SAN SALVADOR: A Salvadoran court on Friday freed Evelyn Hernandez, who was sentenced to 30 years in prison after she gave birth to a stillborn baby at home.
After serving 33 months for aggravated homicide, 20-year-old Hernandez smiled as she was reunited with her parents and a brother in the capital San Salvador.
The court in Cojutepeque, east of the capital, ruled that she will be retried but while living at home. A hearing has been set for April 4, with a new judge, her lawyer Angelica Rivas said.
El Salvador has an extremely strict abortion ban. Hernandez gave birth in the makeshift bathroom of her home in the central Cuscatlan region.
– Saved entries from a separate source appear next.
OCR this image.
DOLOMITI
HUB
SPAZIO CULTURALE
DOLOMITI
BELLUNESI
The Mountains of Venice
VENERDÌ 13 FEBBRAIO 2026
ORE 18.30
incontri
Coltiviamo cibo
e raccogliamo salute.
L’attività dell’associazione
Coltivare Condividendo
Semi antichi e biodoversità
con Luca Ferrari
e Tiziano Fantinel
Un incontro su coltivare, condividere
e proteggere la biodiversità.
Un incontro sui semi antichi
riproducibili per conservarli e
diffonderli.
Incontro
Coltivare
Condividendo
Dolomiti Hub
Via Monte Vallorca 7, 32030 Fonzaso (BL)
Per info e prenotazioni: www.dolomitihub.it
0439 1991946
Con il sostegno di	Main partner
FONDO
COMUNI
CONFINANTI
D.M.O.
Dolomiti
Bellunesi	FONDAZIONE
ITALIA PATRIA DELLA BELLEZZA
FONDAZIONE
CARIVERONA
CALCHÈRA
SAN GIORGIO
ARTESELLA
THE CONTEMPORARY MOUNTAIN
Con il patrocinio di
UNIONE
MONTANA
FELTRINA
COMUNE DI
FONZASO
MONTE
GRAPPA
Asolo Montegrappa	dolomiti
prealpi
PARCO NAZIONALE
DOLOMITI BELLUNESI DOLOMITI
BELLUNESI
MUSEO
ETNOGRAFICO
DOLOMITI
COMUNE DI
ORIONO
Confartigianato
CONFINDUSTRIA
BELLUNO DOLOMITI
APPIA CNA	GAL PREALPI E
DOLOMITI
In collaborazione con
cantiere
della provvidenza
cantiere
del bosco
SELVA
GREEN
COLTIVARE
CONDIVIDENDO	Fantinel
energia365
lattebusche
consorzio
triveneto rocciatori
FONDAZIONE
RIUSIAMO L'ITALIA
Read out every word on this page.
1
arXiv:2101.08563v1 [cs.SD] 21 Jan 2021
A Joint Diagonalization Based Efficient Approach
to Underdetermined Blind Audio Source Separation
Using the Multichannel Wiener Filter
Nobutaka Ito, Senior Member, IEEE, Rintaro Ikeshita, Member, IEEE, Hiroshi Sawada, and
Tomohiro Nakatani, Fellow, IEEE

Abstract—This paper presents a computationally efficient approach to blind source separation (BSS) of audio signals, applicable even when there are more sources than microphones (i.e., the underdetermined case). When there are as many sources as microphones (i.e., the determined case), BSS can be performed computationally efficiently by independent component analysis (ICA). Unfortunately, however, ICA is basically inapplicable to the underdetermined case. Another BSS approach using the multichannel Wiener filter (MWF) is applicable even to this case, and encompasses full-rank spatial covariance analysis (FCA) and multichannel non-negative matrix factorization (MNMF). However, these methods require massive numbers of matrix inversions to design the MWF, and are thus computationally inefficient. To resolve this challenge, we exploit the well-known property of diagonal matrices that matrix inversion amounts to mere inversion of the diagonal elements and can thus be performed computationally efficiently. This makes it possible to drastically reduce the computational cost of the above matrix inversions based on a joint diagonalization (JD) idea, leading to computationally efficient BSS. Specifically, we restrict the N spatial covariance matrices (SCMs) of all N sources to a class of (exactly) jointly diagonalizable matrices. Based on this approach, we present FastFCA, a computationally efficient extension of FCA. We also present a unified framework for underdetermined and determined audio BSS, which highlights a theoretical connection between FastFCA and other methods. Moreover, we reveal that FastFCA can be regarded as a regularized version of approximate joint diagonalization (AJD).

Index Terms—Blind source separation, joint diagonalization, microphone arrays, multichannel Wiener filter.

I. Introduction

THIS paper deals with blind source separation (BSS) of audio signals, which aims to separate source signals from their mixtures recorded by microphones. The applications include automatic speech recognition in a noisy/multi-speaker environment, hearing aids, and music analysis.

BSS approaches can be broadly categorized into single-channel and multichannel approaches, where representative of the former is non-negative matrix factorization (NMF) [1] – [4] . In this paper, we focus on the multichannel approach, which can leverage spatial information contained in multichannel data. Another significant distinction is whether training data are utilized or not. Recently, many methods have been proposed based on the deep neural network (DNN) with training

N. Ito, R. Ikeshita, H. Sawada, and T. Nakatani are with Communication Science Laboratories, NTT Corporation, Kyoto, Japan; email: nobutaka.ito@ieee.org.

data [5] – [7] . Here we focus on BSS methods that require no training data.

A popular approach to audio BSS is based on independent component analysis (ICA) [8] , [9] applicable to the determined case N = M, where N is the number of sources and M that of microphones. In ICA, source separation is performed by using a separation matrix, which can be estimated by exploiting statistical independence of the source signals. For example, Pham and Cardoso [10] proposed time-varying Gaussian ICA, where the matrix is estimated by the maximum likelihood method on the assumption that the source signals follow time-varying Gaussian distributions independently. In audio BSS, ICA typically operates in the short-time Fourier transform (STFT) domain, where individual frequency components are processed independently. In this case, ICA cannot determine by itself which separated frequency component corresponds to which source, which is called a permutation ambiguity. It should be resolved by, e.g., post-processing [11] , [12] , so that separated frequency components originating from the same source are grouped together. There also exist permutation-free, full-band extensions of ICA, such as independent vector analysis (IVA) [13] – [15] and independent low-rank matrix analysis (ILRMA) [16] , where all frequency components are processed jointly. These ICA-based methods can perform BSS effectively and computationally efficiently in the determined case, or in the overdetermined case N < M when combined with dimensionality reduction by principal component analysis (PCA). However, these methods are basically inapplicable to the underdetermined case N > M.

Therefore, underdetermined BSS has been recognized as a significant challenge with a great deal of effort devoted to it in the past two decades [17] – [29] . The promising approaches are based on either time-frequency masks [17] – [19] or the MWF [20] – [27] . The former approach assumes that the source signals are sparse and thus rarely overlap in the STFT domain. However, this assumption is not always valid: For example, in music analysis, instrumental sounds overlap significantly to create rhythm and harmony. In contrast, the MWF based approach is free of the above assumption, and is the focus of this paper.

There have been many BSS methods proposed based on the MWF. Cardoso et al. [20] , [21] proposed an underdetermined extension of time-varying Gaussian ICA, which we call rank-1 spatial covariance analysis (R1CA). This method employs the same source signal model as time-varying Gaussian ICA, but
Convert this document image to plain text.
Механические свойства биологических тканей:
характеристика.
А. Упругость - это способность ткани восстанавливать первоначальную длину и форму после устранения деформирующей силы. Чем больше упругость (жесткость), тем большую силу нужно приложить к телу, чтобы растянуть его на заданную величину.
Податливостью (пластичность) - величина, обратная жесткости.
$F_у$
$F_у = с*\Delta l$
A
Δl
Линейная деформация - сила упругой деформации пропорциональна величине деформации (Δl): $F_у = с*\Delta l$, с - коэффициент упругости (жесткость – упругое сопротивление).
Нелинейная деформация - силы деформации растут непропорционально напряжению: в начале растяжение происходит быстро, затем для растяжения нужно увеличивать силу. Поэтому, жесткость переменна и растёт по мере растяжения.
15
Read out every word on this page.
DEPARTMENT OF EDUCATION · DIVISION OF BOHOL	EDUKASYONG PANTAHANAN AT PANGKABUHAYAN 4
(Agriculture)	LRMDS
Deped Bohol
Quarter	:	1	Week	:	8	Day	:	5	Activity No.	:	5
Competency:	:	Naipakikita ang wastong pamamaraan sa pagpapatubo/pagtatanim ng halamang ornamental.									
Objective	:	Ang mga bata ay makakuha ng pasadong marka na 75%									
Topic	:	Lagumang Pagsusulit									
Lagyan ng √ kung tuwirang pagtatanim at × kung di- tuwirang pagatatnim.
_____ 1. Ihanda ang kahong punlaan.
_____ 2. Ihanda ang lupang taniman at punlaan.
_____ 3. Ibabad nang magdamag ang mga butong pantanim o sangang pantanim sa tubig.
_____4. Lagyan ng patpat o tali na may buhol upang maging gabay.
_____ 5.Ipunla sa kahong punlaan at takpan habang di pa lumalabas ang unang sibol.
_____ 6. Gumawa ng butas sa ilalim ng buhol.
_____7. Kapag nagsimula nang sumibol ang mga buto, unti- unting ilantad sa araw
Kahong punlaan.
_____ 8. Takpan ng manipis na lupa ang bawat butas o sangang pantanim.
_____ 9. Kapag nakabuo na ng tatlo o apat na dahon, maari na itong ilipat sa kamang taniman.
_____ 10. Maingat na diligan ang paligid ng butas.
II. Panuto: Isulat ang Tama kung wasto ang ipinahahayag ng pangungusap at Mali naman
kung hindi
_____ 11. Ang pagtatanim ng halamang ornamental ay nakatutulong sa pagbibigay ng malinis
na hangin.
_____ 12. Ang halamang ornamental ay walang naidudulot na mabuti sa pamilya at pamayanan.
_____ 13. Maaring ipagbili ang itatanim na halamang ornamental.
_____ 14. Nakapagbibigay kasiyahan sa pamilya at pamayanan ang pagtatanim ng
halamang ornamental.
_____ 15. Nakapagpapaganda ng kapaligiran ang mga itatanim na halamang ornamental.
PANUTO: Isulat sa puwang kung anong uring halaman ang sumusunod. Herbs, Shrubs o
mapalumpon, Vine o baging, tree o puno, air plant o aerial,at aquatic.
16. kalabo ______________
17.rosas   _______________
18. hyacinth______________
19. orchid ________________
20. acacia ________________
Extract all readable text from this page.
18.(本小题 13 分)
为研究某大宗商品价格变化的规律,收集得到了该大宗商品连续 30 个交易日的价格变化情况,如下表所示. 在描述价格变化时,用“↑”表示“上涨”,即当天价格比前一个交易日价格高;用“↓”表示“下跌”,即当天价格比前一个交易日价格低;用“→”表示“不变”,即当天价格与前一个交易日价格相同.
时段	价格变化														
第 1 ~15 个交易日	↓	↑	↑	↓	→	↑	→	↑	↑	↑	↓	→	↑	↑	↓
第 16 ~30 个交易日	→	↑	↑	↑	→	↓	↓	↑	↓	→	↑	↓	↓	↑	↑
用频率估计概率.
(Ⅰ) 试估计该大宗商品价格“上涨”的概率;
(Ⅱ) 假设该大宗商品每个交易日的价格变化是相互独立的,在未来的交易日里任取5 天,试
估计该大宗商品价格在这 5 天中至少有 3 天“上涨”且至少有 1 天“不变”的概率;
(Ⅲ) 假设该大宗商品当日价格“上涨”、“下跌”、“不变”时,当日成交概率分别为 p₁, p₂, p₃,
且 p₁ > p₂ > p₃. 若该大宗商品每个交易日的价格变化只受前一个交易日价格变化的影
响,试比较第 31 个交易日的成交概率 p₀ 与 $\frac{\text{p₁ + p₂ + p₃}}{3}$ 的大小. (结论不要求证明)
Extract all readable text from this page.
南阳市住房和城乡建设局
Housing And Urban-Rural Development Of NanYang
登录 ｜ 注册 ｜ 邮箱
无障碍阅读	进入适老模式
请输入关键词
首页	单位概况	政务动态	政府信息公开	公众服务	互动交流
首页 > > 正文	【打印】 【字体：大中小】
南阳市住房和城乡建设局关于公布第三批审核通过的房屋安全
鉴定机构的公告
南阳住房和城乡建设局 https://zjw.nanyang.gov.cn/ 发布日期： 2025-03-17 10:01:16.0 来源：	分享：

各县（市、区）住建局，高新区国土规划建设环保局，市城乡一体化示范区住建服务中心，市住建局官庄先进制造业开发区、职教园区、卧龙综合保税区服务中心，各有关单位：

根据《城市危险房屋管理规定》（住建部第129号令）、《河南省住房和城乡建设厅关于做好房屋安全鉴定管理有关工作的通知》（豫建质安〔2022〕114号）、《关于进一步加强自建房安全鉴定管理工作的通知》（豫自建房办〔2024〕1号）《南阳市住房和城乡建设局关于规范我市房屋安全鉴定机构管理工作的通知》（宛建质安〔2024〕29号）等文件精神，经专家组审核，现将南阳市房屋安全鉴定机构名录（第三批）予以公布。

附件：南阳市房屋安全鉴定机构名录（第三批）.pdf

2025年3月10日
She was 18 years old and eight months pregnant.
She said her son was stillborn but was convicted of murdering him, abortion rights group ACDATEE said.
ACDATEE cited a pathologist’s report which it said indicated the baby had choked to death while still in the womb.
Prosecutors argued Hernandez was culpable for not having sought prenatal care, ACDATEE said.
The group said Hernandez had not known she was pregnant and gave birth on the toilet after feeling abdominal pains. She got pregnant as the result of a rape, which she did not report out of fear because her family had been threatened.
Even women who abort due to birth defects or health complications risk jail sentences of up to 40 years in El Salvador. Campaigners say some have been jailed after suffering miscarriages.
The country’s abortion law made international headlines in 2013 when a sick woman was forbidden from aborting a fetus which developed without a brain.
Under a ruling by the Inter-American Court of Human Rights, the Salvadoran state eventually authorized her to undergo a cesarean section. The baby died shortly after the procedure.